Wittenberg by David Davalos
Until 25 January 2014
“Words, words, words. Very revealing.”
I hated the last show I saw at SITCO. The actors were green and the play was ordinary. I was distracted at several points by incessant chatter and idiotic giggling from the ensemble backstage. I came out angry and resolved not to return.
I approached the subsequent SITCO 2014 Season launch with an indignant side-eye. In spite of myself, I found my interest piqued. Fast forward to last night, faced with a free evening and curiosity fed by the buzz around Facebook for this production, I found myself back at the Old Fitz just a few months after swearing off the place. I’m very glad I did.
Wittenberg follows a young Hamlet (Alexander Butt) struggling to decide on a major at Germany’s Wittenberg university. In his possession is a revolutionary manuscript by Copernicus. The student Hamlet ruminates over the choice between studying theology under religious reformer Martin Luther (Nick Curnow), or philosophy under passionate individualist Dr John Faustus (David Woodland). Littered with (often amusing) with literary references to writers such as Shakespeare (obviously), Luther & Marlowe, this rich, complex and clever play explores variously themes of philosophy, theology, psychology, literature and the self, as the two academics passionately vie for Hamlet’s academic fealty. Even for those not familiar with any of the above, David Davalos’ script is a feast of ideas – the writing stands alone as impelling and thoroughly stimulating.
Solid performances from all four actors (five, if you include Hamlet’s off-stage sporting rival) cement this as a fine production indeed. Nick Curnow finds a beautifully human side of the devoutly religious Martin Luther, and Woodland’s intelligent, arrogant, and utterly sexy Dr Faustus has the audience in the palm of his hand from the outset. The man also does a mean blues scale, complete with ukelele. Alexander Butt plays a suitably conflicted and indecisive Hamlet, and Lana Kershaw is an adroit ‘Eternal Feminism’. In his program notes, Director Richard Hilliar speaks to the merit in sticking to ‘simple’ choices. These choices, coupled with the impressive handling of pace and timing by an experienced and talented ensemble, are a feast. The set, crafted by Benjamin Brockman takes on an almost haunting beauty (I’m sure I’m not the only one who went in for a cheeky closer look at those hanging pages), and simple, complementary lighting & sound serves as the icing atop this delicious production.
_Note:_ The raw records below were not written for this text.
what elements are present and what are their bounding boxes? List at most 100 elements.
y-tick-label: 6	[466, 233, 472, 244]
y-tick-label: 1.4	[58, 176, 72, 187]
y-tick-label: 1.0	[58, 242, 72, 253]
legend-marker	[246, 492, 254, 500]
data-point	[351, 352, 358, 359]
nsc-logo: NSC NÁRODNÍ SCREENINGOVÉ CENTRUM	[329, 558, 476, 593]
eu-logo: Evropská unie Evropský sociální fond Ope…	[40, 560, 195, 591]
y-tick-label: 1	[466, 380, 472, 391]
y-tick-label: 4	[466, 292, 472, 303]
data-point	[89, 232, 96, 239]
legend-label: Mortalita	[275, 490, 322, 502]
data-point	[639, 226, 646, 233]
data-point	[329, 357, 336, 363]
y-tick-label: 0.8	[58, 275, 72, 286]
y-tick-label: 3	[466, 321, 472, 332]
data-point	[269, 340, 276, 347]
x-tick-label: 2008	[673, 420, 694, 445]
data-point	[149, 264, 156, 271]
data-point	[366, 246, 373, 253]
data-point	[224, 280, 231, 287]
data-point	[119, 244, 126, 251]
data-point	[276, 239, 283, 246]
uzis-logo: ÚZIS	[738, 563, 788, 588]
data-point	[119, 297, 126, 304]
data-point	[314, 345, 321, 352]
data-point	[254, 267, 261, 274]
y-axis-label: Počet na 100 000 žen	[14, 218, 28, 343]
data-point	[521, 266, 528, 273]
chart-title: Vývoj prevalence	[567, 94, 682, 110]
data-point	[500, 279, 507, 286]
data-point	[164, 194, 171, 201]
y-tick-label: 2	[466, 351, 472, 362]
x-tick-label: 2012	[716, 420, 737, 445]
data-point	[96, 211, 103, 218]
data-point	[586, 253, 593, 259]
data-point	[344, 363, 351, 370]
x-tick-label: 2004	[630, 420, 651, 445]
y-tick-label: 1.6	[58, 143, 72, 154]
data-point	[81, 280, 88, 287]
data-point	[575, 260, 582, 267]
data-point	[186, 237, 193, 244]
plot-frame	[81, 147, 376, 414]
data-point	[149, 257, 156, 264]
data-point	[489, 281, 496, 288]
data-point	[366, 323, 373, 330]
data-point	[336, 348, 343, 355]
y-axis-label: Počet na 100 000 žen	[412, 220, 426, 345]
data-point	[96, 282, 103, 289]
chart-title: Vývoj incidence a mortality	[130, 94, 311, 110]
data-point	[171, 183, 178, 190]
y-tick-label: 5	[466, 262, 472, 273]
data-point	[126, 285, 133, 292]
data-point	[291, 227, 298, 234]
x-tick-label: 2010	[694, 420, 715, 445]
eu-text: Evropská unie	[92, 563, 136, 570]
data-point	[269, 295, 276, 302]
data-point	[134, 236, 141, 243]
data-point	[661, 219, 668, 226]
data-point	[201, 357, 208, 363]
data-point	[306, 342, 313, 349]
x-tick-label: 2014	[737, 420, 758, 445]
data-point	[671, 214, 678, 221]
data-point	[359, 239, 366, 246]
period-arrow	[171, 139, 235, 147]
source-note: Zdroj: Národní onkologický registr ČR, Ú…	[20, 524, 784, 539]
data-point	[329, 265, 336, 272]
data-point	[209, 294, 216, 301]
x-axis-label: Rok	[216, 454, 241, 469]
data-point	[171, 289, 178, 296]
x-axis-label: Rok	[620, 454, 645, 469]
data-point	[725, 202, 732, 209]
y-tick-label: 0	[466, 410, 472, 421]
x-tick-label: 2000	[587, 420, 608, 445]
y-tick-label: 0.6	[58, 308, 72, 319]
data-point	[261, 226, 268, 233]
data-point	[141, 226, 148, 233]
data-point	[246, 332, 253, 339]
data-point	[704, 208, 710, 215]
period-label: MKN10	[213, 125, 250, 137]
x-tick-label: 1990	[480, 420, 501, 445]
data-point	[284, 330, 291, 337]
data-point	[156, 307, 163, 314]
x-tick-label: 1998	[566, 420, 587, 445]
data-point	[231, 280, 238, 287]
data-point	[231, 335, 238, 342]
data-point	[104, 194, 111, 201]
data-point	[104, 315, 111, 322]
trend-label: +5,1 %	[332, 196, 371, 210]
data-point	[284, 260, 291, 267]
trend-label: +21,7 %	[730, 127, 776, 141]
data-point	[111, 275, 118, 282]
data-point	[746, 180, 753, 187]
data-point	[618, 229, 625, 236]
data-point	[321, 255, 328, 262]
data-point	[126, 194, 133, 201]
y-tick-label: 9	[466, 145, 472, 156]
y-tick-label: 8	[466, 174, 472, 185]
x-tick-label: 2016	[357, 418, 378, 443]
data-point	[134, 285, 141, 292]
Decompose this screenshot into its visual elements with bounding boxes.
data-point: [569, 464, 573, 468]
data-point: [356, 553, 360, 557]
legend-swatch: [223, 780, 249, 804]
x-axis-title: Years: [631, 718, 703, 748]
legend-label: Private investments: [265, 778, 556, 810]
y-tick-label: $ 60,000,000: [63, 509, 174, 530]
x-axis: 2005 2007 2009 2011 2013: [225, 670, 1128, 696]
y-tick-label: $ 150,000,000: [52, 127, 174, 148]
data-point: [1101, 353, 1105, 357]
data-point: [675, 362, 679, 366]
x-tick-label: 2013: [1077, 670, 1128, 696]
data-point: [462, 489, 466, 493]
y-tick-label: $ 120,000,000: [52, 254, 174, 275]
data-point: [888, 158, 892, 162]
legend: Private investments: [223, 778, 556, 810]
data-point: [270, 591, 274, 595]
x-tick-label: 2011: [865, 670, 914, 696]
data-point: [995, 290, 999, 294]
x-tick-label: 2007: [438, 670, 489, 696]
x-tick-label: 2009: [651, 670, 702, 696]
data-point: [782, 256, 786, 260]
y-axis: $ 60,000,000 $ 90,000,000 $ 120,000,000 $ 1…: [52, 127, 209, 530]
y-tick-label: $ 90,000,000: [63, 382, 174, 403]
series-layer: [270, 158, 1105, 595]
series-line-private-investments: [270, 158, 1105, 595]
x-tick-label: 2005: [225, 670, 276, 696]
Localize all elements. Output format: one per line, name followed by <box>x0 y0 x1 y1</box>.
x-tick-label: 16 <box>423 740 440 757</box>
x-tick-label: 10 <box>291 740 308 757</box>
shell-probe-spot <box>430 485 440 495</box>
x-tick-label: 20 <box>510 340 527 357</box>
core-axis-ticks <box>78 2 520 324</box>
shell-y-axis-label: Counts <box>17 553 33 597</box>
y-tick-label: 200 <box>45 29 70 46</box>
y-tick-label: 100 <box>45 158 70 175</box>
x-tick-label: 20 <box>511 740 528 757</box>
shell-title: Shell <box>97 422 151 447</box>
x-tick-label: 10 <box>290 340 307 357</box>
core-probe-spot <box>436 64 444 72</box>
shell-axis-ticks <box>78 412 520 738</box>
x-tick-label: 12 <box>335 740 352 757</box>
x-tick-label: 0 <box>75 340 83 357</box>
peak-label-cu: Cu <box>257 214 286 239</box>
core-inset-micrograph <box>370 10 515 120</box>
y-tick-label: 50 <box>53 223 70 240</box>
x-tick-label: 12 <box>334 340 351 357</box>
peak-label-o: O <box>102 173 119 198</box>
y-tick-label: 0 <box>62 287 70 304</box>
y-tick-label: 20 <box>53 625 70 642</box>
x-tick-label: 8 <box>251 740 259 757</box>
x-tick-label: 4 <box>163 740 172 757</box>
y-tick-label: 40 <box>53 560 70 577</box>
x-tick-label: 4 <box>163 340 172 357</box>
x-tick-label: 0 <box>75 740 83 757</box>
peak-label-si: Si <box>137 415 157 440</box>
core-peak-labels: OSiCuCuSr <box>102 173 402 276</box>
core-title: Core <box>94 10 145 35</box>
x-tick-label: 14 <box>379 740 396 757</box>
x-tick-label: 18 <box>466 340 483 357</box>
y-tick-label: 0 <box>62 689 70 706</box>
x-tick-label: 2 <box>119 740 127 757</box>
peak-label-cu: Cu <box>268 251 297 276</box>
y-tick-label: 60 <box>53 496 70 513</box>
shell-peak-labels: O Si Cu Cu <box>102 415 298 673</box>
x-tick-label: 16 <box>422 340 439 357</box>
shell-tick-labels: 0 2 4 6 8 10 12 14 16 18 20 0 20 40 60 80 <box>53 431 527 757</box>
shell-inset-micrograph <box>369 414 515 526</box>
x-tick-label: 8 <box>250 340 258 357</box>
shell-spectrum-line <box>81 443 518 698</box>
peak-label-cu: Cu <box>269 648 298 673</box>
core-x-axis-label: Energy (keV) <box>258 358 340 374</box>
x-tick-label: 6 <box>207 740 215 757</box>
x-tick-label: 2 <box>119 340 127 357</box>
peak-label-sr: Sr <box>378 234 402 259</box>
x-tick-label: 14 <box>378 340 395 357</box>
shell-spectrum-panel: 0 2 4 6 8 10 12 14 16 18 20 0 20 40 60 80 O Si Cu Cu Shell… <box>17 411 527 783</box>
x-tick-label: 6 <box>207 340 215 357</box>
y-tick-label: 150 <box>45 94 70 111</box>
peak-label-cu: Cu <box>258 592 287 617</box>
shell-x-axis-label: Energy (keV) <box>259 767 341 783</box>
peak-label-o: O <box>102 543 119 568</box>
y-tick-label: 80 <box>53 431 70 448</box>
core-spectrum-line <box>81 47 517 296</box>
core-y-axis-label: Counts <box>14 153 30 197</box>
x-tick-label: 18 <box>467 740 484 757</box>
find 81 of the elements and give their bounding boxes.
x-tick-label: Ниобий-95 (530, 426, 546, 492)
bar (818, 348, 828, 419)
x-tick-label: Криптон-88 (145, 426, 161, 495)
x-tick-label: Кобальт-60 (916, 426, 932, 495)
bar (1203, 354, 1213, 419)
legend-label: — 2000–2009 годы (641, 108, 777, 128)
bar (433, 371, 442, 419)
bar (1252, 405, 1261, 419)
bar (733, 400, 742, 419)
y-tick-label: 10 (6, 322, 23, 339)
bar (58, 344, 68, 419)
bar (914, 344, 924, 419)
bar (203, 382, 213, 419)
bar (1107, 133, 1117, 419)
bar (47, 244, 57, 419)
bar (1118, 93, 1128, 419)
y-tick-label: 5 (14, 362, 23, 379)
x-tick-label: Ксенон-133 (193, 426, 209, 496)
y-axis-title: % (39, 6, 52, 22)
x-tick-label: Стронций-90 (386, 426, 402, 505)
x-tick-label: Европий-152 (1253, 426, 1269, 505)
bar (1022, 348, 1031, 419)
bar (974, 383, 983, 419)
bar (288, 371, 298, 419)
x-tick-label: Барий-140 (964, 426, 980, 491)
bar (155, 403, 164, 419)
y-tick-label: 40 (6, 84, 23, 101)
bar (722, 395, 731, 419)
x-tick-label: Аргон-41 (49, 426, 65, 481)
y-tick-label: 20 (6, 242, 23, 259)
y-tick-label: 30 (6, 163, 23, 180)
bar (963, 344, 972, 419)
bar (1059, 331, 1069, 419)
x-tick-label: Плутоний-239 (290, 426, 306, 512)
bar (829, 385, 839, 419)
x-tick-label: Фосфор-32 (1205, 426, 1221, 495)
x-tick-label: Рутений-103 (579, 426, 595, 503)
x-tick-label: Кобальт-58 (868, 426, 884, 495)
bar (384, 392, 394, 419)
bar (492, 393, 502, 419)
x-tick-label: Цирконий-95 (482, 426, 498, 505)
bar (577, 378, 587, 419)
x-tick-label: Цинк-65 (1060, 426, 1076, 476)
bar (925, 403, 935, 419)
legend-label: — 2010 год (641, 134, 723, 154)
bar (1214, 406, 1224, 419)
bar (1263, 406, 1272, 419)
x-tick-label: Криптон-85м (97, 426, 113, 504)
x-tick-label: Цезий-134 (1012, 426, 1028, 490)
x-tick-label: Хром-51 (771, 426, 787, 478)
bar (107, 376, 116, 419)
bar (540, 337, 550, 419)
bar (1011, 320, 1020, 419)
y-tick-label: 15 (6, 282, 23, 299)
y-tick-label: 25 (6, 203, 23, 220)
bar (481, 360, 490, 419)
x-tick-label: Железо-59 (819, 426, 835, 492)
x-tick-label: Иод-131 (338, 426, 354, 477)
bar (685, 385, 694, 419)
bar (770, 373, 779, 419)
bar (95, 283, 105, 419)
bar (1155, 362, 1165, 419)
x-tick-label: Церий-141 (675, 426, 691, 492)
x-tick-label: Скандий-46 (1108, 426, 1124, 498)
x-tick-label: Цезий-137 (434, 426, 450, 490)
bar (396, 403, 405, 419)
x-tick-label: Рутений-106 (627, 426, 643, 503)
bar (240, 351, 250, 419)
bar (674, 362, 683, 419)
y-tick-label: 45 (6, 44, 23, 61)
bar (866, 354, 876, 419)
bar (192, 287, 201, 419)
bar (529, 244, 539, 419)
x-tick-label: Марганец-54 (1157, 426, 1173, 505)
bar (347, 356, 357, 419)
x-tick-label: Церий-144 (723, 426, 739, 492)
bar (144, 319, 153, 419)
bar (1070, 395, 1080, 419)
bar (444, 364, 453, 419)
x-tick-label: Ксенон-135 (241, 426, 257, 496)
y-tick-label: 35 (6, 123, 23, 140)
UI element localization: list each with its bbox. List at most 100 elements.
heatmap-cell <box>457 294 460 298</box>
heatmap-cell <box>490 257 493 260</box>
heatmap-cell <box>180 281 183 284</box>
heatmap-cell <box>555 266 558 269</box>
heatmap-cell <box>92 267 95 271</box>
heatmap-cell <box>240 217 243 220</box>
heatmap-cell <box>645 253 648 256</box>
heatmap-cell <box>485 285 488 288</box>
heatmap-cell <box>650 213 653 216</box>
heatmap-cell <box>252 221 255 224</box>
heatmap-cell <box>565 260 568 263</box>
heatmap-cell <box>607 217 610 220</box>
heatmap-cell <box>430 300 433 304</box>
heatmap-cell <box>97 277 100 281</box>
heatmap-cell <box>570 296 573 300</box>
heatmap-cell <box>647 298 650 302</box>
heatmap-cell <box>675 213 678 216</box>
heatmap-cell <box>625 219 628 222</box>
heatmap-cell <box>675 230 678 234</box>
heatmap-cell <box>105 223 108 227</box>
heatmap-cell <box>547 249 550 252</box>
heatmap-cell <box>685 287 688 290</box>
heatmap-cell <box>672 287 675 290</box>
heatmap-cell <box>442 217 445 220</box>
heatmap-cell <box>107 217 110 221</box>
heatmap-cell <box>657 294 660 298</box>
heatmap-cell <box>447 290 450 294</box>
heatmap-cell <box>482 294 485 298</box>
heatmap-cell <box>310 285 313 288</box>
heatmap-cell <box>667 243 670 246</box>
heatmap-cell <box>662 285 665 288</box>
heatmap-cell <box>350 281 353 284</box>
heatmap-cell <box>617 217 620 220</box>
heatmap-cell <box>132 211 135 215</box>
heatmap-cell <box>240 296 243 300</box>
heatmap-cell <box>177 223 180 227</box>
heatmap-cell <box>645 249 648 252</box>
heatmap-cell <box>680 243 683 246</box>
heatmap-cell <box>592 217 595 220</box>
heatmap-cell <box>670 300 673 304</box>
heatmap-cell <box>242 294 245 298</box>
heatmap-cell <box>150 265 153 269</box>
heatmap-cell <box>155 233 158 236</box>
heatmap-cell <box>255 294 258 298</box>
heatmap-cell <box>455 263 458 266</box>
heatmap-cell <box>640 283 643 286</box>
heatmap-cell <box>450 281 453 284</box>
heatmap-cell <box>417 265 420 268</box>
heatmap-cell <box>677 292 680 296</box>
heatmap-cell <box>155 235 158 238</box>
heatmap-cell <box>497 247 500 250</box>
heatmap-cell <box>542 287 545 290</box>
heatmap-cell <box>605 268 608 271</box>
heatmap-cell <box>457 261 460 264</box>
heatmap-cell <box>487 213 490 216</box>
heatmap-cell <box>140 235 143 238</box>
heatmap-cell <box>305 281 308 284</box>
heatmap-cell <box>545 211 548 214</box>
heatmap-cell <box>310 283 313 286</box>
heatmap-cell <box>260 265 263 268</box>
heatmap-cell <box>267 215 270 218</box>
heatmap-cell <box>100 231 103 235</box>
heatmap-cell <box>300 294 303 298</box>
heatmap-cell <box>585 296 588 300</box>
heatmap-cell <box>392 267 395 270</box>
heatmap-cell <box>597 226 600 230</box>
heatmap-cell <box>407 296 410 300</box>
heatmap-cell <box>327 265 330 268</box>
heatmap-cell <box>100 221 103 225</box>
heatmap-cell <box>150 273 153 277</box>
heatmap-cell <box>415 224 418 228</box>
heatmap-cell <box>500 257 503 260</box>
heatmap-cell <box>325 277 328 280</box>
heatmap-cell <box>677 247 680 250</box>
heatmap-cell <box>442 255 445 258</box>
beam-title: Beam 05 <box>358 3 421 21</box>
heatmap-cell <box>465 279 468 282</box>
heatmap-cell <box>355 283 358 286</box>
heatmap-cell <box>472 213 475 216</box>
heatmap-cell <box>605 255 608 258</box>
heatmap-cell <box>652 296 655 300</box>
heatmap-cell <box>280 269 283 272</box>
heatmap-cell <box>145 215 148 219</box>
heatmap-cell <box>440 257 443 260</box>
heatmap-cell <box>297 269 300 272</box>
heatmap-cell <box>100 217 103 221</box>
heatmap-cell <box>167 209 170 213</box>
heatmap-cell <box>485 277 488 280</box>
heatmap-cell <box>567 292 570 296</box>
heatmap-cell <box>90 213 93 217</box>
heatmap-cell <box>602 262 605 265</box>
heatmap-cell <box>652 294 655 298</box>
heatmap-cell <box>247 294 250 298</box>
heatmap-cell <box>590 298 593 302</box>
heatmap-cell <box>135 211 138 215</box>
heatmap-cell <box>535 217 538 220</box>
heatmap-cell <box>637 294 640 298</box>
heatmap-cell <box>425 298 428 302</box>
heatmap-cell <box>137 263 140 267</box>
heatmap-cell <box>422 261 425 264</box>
I really like intelligent theatre and this was a satisfying night out. Grab a ticket – the houses for this one will be full with or without you.
Ticket Price: $32 (or $39 Dinner + Show)/ $21 Cheap Tuesday
Mobile Phone Rudeness Count (MPRC): 1
POST SCRIPT: The kitchen has changed hands some time in the last few months, and unless you’re really into deep fried cuisine (namely spring rolls and curry puffs from the freezer aisle), skip the Dinner + Show ticket option.